5 Jalal 163 B.E. April 12-13, 2006
Where do you get your inspiration? That is one of the questions people ask me, when the find out I write poetry. My answer is from various sources, because at the time I am looking at the specific impetuous for a particular poem or group of poems. Lately, however, I have tried to trace the impulse to write an individual verse to its root and then back to the seed.
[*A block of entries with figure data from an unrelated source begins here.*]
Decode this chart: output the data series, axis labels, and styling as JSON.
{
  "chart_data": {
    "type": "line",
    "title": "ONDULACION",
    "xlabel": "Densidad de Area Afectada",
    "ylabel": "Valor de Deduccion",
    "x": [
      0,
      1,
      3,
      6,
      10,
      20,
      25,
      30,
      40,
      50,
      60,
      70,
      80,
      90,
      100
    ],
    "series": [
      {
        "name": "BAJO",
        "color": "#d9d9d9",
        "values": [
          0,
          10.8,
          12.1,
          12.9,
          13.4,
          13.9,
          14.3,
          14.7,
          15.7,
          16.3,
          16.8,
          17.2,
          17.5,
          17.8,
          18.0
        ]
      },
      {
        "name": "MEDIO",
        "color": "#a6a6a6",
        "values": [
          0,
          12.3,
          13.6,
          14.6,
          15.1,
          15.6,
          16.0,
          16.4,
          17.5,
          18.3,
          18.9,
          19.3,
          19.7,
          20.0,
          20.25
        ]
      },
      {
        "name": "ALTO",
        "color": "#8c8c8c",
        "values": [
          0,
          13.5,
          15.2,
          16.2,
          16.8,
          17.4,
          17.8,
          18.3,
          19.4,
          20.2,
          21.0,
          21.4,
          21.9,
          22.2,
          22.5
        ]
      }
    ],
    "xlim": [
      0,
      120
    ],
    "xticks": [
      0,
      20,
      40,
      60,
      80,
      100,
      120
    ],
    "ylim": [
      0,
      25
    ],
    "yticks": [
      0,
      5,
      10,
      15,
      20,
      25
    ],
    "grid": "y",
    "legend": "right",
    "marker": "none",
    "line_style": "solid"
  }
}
When you look up the word inspiration, the dictionary gives a number of definitions, but many of those definitions refers to the spiritual. This got me to thinking when I started to write poetry seriously. I did not begin earnestly composing poems until I became a Baha’i, before I accepted Baha’u’llah my poetry was hit or miss. After I became a Baha’i, my poetry and the desire to write it changed dramatically. I wanted to write poems about the Bab, Baha’u’llah and ‘Abdu’l-Baha. I aspired to write poems about the Nineteen Day Feast and the Holy Days. I longed to write poems about divine unity and the three onenesses. I wrote poems and am still writing poems on those subjects. In addition, I write poems about every other subject I can find or desire to write about.
Baha’u’llah is the root of my inspiration; His writings inspire me to write. As a result, all the other sacred scriptures and the messengers who revealed them inspire me; because they all are revelations sent by God.